Sometimes I feel like I am drowning in stuff.
Laundry. Clothes. Shoes. Books. And of course, the toys. Oh, the toys. The toys that seem to multiply during the night. The toys that creep from their bins and closets and somehow end up all over the house and under my feet. The toys that follow us home in Happy Meals, party-favor bags and prize boxes. The toys are taking over.
I spend half my life picking up the stuff, organizing the stuff, taking care of the stuff.
So recently, I have been reading up on the art of being a minimalist. I am far from being an actual minimalist who owns only exactly what they need for day-to-day living but at this point, I'd be happy just not to feel like I'm spending my life taking care of my things.

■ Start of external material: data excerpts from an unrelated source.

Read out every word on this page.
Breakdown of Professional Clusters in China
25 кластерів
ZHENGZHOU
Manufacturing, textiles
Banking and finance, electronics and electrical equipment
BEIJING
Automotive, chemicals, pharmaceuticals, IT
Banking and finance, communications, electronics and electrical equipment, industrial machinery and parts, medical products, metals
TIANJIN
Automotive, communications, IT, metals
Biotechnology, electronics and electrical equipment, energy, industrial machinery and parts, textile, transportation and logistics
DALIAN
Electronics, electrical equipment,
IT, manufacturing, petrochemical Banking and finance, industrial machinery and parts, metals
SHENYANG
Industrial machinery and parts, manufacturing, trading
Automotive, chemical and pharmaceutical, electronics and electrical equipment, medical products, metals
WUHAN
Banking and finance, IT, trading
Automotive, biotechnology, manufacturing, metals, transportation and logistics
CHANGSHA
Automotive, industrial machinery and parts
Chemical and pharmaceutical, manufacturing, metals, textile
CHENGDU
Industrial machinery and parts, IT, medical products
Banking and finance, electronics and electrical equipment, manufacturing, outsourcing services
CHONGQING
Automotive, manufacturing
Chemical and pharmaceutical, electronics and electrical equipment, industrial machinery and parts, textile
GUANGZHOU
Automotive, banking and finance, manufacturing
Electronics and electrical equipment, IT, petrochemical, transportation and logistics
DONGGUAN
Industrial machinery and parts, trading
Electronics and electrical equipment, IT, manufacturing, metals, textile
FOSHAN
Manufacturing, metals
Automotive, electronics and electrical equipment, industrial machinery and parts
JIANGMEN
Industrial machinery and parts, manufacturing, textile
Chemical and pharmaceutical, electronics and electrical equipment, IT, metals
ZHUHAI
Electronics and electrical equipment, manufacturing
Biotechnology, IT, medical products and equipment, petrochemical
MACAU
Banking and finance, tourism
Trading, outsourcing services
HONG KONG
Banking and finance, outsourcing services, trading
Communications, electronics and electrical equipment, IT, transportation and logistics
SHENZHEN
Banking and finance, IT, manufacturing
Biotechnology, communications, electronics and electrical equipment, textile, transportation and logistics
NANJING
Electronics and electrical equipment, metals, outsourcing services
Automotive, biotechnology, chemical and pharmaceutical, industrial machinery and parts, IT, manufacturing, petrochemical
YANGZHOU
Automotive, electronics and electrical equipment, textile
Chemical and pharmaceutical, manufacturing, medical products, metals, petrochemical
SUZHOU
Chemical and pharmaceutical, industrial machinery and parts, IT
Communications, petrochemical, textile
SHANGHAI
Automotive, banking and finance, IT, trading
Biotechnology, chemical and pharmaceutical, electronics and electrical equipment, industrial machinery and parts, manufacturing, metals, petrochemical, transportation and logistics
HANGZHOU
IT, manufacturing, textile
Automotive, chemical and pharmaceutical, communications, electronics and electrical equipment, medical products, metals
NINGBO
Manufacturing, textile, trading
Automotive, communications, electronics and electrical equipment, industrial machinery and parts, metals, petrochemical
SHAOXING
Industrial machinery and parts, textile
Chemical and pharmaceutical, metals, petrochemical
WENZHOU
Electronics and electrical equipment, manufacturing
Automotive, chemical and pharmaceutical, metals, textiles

So I am attacking the stuff, much like one mother I recently read about in a Today article titled "Meet the 'minimalist mom' who gave away (almost) all her kids' toys" did in her home. She pared down her children's toys to one toy bin. One. That's it. And every few months, she has her kids go through the bin and get rid of anything they are not actively playing with at that point in time.
I'm not down to one bin (and probably never will be), but I'm trying. So far, here's how I've tackled the stuff takeover in our home:
For some reason, I often feel like my kids need 10 of something just in case one gets lost or broken. This means instead of one set of gloves, we have five (which really means we have 10 single gloves that are all scattered around the house so my kids wear mismatched gloves. Hey, at least they match their mismatched socks). So I've been going through our stuff and paring down to two of each thing — a regular and a backup. I don't need five black skirts, no matter how hard I try to convince my husband that they are slightly different for slightly different occasions.
During a decluttering session, I often explain to my husband that "so-and-so gave this to us as a gift." Without fail, he always responds, "Don't let their gift be a burden." He's right. People don't want to burden our lives with stuff we don't actually need and have to find space to store. Toss it, along with the guilt.
Since putting a dedicated giveaway box in our garage, I have already taken four loads to the thrift store. That's four loads of stuff we weren't even using and was just taking up space and time in our lives. My kids are catching the vision, too, and even held a garage sale last weekend with the toys they don't actually use anymore.
You know when you go to open a drawer and you can't get it open because it is so jammed with stuff that it won't budge? Well, it's not the drawer's fault. It's yours. The drawer is too full. So I'm deciding what to keep and what to toss, using the natural space constraints as my guide. If only 10 stuffed animals will fit in the toy bin, then all the rest have to go. This also makes sense to my children because it doesn't feel arbitrary, but a natural result of how much space we have. And no, having to sit on the lid of anything to force it to close doesn't count.
This one seems kind of obvious, but it's the hardest rule to follow. The only real way to stop the influx of stuff into my home is to cut off the pipeline. Don't buy items just because they are on sale. Buy what you need, in the quantity you actually need it, when you need it. Don't be a slave to sales, the hassle of returns or the wasted time in checkout lines.
I have a long way to go to truly free myself of the time I give to stuff, but I have to admit that I'm sort of addicted to the feeling of purging. I spend less time sorting and organizing and more time enjoying our home. I spend less time barking orders to clean up and more time being with my children.
The freedom of owning less is addicting because once I clear away all the stuff, I can see the things that really matter.